CONWAY, SC (WBTW) – Horry-Georgetown Technical College is getting ready for some summer projects worth more than $500,000, and one of the projects will help pave the way for a new diesel engineering program.

HGTC will start the program in the fall, with classes at the former station No. 23 for Horry County Fire Rescue. The building is near the college’s Conway campus at the end of Victory Lane.

HGTC bought the facility earlier this year, after Horry County Fire Rescue moved out.

“About the same time was when companies were beginning to talk with us about the need to train diesel mechanics,” said HGTC president Dr. Marilyn Fore. “So that seemed like a perfect place.”

The school says about 18 students a year will train in the program.

HGTC says there’s demand for diesel engineers, with more than 4,000 job openings statewide, including about 120 in Horry and Georgetown counties. 

“A large component is going to be students in the labs actually working on the diesel engines, servicing them, making them run efficiently, appropriately and completely rebuilding them,” said Brandon Haselden, who’s the dean of academic affairs at HGTC.

Haselden will oversee the diesel engineering program and says a glaring problem caused by heavy fire trucks is a cracked driveway that will be resurfaced.

“Oftentimes, they’re sitting in the yard on concrete slabs and all that weight’s got to go somewhere,” Haselden said. “The concrete just hadn’t been able to stand up to it.” 

That isn’t the only worn out surface at HGTC. The school is also doing hundreds of thousands of dollars in repairs to sidewalks, parking lots and walkways on its Grand Strand campus in Myrtle Beach’s Market Common.

Dr.
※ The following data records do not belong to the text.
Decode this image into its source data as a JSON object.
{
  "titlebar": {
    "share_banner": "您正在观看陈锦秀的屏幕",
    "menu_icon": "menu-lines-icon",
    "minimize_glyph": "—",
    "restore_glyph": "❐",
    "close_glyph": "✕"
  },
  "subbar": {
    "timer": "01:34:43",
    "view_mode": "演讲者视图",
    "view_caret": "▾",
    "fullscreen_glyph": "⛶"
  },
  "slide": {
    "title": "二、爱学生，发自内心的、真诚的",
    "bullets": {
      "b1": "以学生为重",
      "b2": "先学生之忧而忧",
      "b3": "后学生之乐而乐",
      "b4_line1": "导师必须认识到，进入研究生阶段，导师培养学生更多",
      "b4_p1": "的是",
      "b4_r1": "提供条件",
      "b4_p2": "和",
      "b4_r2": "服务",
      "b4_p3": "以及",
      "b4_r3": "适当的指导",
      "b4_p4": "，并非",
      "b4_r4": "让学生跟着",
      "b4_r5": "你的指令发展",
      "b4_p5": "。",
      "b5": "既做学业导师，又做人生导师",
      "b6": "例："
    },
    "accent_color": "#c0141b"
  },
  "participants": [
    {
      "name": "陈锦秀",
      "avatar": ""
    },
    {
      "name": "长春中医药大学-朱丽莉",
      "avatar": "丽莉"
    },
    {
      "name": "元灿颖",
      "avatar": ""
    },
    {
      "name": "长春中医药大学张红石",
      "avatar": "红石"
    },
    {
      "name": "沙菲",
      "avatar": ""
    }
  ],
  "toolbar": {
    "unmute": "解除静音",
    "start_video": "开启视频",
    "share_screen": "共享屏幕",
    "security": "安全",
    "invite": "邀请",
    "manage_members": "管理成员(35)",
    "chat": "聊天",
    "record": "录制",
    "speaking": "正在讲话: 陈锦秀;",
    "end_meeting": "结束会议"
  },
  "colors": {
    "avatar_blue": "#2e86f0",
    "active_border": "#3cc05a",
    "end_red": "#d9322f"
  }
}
Fore says infrastructure built in the 1950s for the Myrtle Beach Air Force Base needs to be replaced, especially because she says enrollment has increased in the last few years.

“We are trying to keep pace with the economic needs and job openings in the community,” Dr. Fore said.

Horry County is also helping HGTC fund the projects.

The school says it expects to complete the work on both campuses by the beginning of the fall semester.